Mow Your Leaves To Shreds

Having a yard full of leaves will cause them to pile up and become a nuisance. Instead of having to rake up the leaves and dispose of them, you can mow them. Mowing is an excellent way to prevent your yard from becoming overgrown with leaves. When you mow, you are shredding the leaves so that they can become mulch for your plants and grass to grow in. Because mulching keeps the ground root-free, it also prevents weeds from sprouting in the area. Mulching with shredded leaves will also keep your lawn healthy by keeping the soil cool and moist. The shredded leaves will act as insulation, allowing your grass to remain cooler in summer and warmer in winter. Shredded leaves (for example, pine needles) can be used to cover bare soil around plants such as trees or shrubs, or areas where the grass is grown (for example, flower beds). It helps maintain soil moisture, suppresses weeds, retains soil nutrients, and deters erosion.  Pro tip- only mow leaves and your lawn when it's DRY.

Use the Right Tools

As you work to process your fallen leaves, make sure to use the right tools. This will make the process quicker, easier, and more efficient. If you’re collecting leaves with a vacuum, make sure to buy a high-quality vacuum with a large capacity. This will allow you to collect more leaves at once, which will save you time and effort. If you’re using a lawn mower to chop up leaves, make sure to buy a quality lawn mower. Cheap lawnmowers will break down quickly and make the job more difficult. If you’re using a leaf blower, make sure to buy a high-quality blower. Cheap blowers will break down quickly and make the job more difficult.

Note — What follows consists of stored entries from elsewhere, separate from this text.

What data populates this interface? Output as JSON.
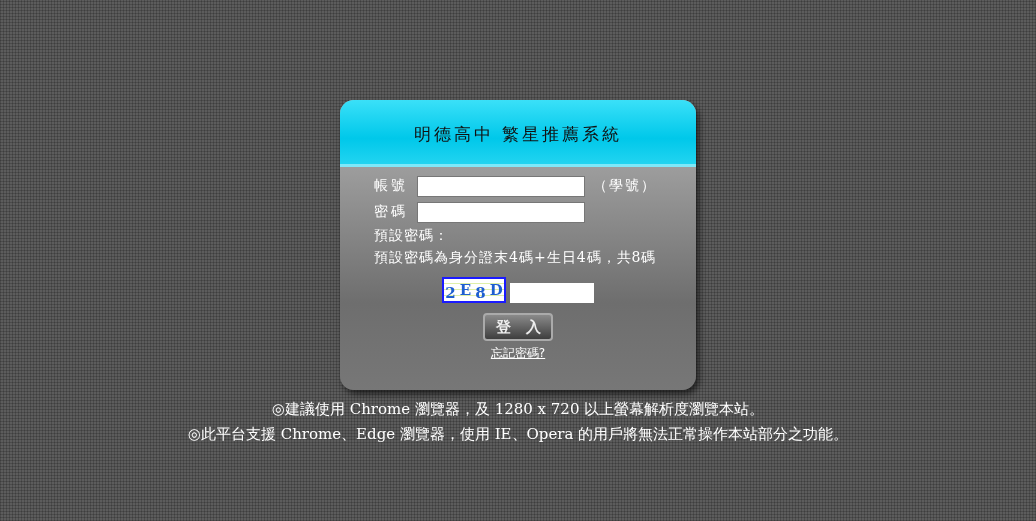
{
  "panel": {
    "title": "明德高中 繁星推薦系統"
  },
  "fields": [
    {
      "label": "帳號",
      "hint": "（學號）"
    },
    {
      "label": "密碼"
    }
  ],
  "note_title": "預設密碼：",
  "note": "預設密碼為身分證末4碼+生日4碼，共8碼",
  "captcha": {
    "text": "2E8D"
  },
  "login_button": "登　入",
  "forgot_link": "忘記密碼?",
  "notices": [
    "◎建議使用 Chrome 瀏覽器，及 1280 x 720 以上螢幕解析度瀏覽本站。",
    "◎此平台支援 Chrome、Edge 瀏覽器，使用 IE、Opera 的用戶將無法正常操作本站部分之功能。"
  ]
}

Now is the time to process your leaves before they fully decompose. Once they’re completely decomposed, you’ll have to use a shovel to collect them. You can compost the leaves, use them as mulch around your flower beds, or use them to create a natural fertilizer for your indoor plants. You can also collect leaves with a mower leaf collection service, or clean up your yard with a vacuum or a leaf blower. You can also use the right tools to make the job easier and more efficient. Whatever method you choose to process your fallen leaves, make sure to do it before fall ends and winter approaches.